Does this happen to you a lot? You write a shell script and try to run it and it exits halfway due to an error. You patch the error and run the script again. But half the actions in your scripts inevitably fail because they have already been executed in your system. In order to create a great application, you need to write idempotent software.
Idempotency was first introduced by Benjamin Peirce in 1870 based on a mathematical concept but the term now applies in multiple areas of Programming, REST APIs, DevOps, and IT administration fields.
An Idempotent script can run on the same system multiple times, and the results will always be the same. In a script, a resource is specified which then determines the actions to be performed on the system state. An idempotent script ensures that activities are not performed unless the resources have changed and any activities that are done, lead to the same result each time.
Most of the time Great scripts are written in an idempotent way, especially if the script is used in a distributed system, where some critical actions should be done exactly once and that critical action is a part of the script.
So an idempotent script can help us execute the critical task only once even if the script ran several times. Let me try to put this in a simpler way. Idempotency is a behavior where an activity even if performed multiple times will have no tangible effect on the overall system. It will only be performed once.
Let’s see an easy example,
Let’s say we need to create a directory and move some files in it before doing something critical. So if we use mkdir directly, it will create the folder and may run the whole script properly for the first time. But what happens when you run the script again? The folder exists already and the script fails to run.
But if we are to use an idempotent script, it will check first if the directory is already created and if not then only run the script to make the directory.
So in this case we use mkdir -p because the p tag helps us to make sure that mkdir won’t give an error if the directory exists.
The same thing happens when you remove the non-existent file using rm command. If you don’t use rm -f command, the remove command fails because of a non-existent file.
Another example :
Let’s say we have a function(x) and after we execute the function it will perform a set of operations and the result is y. Now if we run the function(x) again the result will be the same but not the set of operations it executed. Calling function(x) a second time will have the same result as calling it the first time.
Most of this information and tips are already known, but they can be easily overlooked without even thinking about it when we write Bash scripts. Some of these are very basic (such as mounting or formatting), but as we have shown, it is often helpful to build idempotent and robust applications in the long term. Nevertheless, learning them is useful.
An idempotent script needs to be able to verify the current state and act accordingly. For that, some parts of the script must check the system state if some actions are already performed, verifying the actual required state.
Benefits of idempotent software in automated configuration management
Now this is where that real idempotent script shines. Whenever the current status of the system is in question, the whole script can be run again, returning the system to a known state.
Aaron Hunter a software architect from Florida says “ Idempotency, if implemented as a true specification, would also enable security, auditing, monitoring, and many other tasks.
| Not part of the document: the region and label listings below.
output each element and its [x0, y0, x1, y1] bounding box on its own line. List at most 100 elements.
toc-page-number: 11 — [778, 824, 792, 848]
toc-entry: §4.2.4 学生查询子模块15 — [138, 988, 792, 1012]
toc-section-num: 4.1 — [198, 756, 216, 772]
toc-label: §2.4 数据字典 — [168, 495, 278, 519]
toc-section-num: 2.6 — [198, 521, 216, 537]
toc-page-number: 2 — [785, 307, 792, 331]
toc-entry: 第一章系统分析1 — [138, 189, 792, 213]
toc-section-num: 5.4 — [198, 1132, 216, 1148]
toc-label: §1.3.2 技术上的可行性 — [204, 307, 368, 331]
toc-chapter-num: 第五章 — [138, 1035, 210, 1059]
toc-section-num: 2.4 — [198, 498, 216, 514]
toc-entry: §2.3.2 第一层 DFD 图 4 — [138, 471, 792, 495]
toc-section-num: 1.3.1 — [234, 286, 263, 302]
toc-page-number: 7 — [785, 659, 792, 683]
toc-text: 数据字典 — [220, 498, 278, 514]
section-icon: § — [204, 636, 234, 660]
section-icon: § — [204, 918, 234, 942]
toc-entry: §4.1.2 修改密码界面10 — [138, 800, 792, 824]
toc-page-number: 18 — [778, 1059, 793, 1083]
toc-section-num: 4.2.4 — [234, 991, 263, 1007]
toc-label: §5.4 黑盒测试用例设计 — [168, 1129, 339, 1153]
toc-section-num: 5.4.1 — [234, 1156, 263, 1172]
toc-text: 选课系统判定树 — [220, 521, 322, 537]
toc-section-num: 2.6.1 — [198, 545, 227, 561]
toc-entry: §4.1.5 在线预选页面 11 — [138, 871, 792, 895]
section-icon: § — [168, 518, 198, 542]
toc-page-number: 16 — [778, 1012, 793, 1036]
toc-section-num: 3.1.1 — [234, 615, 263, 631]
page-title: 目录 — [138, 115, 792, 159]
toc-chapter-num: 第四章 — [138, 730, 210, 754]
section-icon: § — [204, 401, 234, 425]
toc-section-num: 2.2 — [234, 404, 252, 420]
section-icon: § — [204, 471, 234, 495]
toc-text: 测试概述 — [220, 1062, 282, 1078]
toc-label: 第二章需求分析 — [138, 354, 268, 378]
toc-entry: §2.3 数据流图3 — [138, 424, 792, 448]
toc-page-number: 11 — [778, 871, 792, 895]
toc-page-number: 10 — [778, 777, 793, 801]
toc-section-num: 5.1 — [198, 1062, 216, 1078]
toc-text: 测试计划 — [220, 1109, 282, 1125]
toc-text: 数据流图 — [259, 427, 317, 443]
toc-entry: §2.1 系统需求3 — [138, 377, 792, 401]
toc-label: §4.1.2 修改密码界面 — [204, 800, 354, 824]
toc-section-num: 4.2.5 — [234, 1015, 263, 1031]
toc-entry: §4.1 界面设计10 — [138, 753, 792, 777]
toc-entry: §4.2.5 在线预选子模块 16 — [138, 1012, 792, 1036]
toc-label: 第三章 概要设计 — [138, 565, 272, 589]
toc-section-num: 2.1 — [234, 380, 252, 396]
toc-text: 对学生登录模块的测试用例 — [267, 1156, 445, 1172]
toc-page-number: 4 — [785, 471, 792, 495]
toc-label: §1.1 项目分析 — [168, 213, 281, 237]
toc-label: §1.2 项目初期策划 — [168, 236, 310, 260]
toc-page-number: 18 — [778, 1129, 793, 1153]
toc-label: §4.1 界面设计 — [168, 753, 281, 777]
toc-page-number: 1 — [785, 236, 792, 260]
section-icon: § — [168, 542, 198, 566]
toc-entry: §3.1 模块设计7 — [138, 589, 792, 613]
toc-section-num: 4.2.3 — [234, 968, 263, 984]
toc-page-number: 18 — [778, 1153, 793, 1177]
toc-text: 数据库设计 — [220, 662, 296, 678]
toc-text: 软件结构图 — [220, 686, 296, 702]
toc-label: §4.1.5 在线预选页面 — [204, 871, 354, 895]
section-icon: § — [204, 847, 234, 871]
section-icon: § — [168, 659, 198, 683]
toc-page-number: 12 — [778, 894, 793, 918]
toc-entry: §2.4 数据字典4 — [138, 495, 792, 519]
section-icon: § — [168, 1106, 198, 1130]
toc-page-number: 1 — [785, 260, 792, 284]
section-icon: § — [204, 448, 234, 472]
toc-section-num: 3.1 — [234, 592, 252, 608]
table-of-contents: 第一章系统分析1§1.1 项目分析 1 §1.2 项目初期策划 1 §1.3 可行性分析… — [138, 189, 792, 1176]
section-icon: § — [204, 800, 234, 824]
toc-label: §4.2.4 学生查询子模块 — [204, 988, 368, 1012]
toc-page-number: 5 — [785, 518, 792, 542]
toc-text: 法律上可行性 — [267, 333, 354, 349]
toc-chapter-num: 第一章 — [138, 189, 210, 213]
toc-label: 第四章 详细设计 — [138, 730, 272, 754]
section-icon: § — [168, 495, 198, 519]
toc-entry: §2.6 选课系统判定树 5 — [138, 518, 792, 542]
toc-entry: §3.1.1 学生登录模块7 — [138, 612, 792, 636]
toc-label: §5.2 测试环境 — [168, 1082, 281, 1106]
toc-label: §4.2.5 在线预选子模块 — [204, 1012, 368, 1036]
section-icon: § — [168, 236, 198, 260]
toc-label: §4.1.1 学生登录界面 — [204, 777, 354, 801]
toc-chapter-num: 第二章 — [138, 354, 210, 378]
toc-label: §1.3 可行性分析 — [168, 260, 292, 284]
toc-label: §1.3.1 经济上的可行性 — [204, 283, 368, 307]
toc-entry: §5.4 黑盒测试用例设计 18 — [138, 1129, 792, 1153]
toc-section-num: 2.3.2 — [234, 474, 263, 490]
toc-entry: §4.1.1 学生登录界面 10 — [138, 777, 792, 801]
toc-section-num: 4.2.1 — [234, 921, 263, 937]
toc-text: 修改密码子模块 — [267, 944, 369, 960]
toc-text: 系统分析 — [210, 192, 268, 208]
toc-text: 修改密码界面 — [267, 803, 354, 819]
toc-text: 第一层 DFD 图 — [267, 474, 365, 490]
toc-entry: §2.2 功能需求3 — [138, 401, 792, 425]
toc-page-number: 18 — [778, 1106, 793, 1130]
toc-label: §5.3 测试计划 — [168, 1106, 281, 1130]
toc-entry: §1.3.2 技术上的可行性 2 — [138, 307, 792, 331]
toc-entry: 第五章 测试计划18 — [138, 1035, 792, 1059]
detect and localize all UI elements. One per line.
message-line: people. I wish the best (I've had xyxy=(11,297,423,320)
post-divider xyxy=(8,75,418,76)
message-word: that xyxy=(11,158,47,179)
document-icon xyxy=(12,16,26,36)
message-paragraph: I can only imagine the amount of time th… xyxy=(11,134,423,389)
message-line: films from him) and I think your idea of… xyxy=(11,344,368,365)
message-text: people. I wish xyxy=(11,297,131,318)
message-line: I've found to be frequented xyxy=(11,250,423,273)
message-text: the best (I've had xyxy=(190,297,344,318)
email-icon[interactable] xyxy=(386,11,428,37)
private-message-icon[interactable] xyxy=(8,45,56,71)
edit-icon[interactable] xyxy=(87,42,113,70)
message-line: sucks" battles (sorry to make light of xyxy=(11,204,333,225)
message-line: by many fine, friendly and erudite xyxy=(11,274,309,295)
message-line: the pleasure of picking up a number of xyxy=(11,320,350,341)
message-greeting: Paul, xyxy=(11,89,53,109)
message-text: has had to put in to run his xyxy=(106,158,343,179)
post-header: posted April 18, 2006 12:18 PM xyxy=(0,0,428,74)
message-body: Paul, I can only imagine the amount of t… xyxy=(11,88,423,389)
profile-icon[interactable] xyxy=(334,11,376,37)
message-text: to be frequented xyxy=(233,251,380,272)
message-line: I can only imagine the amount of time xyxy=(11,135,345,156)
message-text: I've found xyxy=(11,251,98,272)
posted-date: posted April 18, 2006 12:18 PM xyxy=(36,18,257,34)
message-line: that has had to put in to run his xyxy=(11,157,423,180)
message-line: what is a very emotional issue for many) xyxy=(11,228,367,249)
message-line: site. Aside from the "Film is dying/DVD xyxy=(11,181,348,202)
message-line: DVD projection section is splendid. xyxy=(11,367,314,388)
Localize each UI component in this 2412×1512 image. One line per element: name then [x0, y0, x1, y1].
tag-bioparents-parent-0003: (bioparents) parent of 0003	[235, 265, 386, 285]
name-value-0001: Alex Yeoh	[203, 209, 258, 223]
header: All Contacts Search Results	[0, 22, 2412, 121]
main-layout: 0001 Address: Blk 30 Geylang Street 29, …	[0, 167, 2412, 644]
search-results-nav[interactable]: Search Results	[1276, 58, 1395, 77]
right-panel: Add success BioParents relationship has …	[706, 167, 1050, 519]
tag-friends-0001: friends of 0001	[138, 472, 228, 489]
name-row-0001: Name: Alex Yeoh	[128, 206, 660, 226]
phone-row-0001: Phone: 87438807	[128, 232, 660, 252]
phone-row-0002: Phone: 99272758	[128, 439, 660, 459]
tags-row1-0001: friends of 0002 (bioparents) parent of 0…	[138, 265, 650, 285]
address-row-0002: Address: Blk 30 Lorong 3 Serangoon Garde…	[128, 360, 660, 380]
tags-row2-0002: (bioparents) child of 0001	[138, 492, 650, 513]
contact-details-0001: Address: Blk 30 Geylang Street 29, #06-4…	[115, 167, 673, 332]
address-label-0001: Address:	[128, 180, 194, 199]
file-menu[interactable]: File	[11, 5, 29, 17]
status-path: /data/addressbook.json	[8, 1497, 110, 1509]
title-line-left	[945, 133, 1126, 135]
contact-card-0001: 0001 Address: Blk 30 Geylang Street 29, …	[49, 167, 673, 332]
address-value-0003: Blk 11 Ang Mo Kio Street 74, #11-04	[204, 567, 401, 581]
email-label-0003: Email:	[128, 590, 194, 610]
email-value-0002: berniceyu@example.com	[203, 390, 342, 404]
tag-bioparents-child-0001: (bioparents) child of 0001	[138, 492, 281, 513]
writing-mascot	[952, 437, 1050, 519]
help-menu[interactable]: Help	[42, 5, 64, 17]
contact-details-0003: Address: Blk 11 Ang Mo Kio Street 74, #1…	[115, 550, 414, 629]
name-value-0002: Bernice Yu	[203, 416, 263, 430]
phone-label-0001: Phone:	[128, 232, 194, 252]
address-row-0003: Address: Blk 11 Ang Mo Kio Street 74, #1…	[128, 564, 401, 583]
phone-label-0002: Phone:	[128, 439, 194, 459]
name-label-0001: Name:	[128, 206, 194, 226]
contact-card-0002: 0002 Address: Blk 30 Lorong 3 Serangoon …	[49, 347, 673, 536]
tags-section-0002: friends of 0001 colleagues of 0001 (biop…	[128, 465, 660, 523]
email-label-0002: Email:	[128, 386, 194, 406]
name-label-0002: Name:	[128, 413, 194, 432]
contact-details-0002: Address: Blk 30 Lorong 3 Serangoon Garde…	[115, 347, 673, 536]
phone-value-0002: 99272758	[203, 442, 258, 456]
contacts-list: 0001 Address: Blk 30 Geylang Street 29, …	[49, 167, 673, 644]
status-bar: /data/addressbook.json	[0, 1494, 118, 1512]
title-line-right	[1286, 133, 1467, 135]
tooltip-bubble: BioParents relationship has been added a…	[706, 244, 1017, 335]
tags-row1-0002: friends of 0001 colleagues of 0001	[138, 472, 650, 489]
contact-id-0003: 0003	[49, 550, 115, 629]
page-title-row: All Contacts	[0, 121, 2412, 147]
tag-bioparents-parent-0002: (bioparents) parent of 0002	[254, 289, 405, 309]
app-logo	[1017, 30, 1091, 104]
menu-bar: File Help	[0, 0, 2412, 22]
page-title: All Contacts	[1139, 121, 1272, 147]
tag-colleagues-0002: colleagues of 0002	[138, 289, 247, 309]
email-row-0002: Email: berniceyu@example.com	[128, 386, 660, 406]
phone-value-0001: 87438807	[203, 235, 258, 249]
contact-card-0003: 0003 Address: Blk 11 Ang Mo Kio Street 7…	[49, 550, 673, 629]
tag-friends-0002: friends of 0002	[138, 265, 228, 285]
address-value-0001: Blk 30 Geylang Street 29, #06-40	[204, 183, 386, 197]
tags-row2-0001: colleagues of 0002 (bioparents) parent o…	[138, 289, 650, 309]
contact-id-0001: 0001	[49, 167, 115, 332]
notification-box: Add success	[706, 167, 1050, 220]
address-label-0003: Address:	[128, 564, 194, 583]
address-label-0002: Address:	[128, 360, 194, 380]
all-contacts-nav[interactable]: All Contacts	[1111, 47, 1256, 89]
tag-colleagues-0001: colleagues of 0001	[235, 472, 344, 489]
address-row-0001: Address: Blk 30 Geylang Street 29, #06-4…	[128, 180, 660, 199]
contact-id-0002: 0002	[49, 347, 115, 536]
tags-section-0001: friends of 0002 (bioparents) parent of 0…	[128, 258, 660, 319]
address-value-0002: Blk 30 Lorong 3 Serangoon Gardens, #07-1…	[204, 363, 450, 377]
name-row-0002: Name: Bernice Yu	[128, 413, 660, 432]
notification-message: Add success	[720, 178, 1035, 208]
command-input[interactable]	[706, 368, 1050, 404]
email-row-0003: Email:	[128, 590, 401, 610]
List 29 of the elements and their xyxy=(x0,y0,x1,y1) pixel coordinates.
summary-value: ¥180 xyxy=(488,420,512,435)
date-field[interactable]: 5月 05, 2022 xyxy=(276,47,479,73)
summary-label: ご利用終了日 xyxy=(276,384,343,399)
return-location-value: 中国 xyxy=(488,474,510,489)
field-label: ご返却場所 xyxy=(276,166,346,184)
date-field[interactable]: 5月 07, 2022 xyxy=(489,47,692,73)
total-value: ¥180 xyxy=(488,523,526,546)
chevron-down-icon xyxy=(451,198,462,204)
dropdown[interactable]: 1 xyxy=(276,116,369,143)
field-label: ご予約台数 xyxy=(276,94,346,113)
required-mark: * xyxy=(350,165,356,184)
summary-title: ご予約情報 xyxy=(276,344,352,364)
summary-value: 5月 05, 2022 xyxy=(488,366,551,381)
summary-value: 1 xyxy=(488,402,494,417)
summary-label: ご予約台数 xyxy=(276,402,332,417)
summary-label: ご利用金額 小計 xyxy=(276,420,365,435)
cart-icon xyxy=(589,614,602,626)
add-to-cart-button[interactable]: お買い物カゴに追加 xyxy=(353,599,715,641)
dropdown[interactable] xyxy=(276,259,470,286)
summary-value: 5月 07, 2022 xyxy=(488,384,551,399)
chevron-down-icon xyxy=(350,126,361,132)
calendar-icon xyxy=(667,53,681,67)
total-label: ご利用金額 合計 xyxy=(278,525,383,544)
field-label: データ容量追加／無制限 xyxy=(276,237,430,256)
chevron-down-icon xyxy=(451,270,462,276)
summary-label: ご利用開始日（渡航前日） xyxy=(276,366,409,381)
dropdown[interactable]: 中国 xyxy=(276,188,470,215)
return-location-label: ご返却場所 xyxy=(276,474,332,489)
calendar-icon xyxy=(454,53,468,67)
If I specify the state of a system, for example, any deviation from that state is a potential security issue.”
So as he says with true idempotent script/software we can not only configure a VM but also create the specification of that system and check that specification in a timely manner and keep its original specification.
Traditionally the system admins may configure a highly defined and audited workload in the VM using DevOps tools like jenkins, chef or puppet. However, without an idempotent tool, the administrator can’t be sure if the same results will occur every time.
Without idempotent tools, some configuration management tools can cause critical issues because of phantom script fragments. That affects memory and storage.
In many cases, idempotency is not a best practice rather it’s a fundamental behavior that must be applied to keep the system safe and robust. In design best practices we need to ensure the state of an object does not change due to the unintentional repetition of an activity. Idempotent systems do conform to this rule and make it safe from unintentional retry activities. As we all know retry activities can be triggered for many reasons including network and system faults.
However, idempotent systems have some weakness in them as they know the desired state, and will do what is necessary to make the system return to the desired state. So if the administrator manually applies some easy fix on the system, in an idempotent configuration this manual change is like a bug in the system. So, that fix needs to go through a complex process to be in the idempotent tool itself. It enhances the overall overhead of an already convoluted process.